The early years of Ellis-Bextor’s motherhood were fraught. She suffered from pre-eclampsia (the onset of high blood pressure that can lead to complications for mother and baby) during her first two pregnancies, resulting in both Sonny and Kit being born prematurely. “When Richard and I got together and found out we were having a baby, it already felt very high drama and I was also going through some difficult issues with my previous manager,” she says. “There was just a lot of drama going on in the middle of it all. And my sister was born 10 weeks early when I was 11, so I’d already seen a happy ending, so I wasn’t too – I was probably quite naïve – but I wasn’t too worried about Sonny. It sounds absurd, I mean, when I look back and I see pictures, I’m like, oh my God, he was covered in wires, but I just didn’t really see it at the time. I just couldn’t believe that this baby was here.” She pauses as an ambulance goes by, siren blaring, and laughs at the ironic timing. “It was a bit more scary with Kit because he was really tiny and that time we thought, maybe we’ve been lucky once and we won’t be lucky again.”

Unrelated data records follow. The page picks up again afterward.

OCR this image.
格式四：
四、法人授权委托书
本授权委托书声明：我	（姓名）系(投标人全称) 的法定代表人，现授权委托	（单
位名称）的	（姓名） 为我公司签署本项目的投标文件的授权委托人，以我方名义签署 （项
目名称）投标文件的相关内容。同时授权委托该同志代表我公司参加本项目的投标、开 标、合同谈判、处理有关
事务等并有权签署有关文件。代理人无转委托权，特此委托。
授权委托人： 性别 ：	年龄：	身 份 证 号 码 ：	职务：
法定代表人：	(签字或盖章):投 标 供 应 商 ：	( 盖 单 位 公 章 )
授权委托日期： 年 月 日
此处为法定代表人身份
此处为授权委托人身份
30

Then Sonny contracted meningitis – an inflammation affecting the brain and spinal cord which can cause long-term damage or death – when he was just a few months old. “It was intense,” she says. “I woke up in the morning and I knew something was seriously wrong with him. He was the hottest thing I’d ever held, his feet were like ice and his eyes were sunk back. He was making this weird moaning noise.” The ambulance arrived in two minutes and it was soon confirmed that Sonny was suffering from meningitis. Doctors treated him in time and he made a full recovery. “They did say to us afterwards, ‘If you’d left this a couple of hours I don’t think it would have been…’” She trails off.
Sonny, now 19, will be part of Ellis-Bextor’s posse as she opens the Pyramid Stage on the Sunday of Glastonbury later this month. She’s also bringing a couple of her friends and her sister to the festival – and her brother Jackson, also a musician, will be playing in her band. “The thing that’s special about Glastonbury is that everybody brings their A-game when they go on stage,” she says, letting out a squeal. “That’s quite unique. My main objective is really just to try and take it all in, because I haven’t been on the Pyramid Stage before, but I keep picturing myself walking out and just seeing that crowd, and thinking, you all look so great!”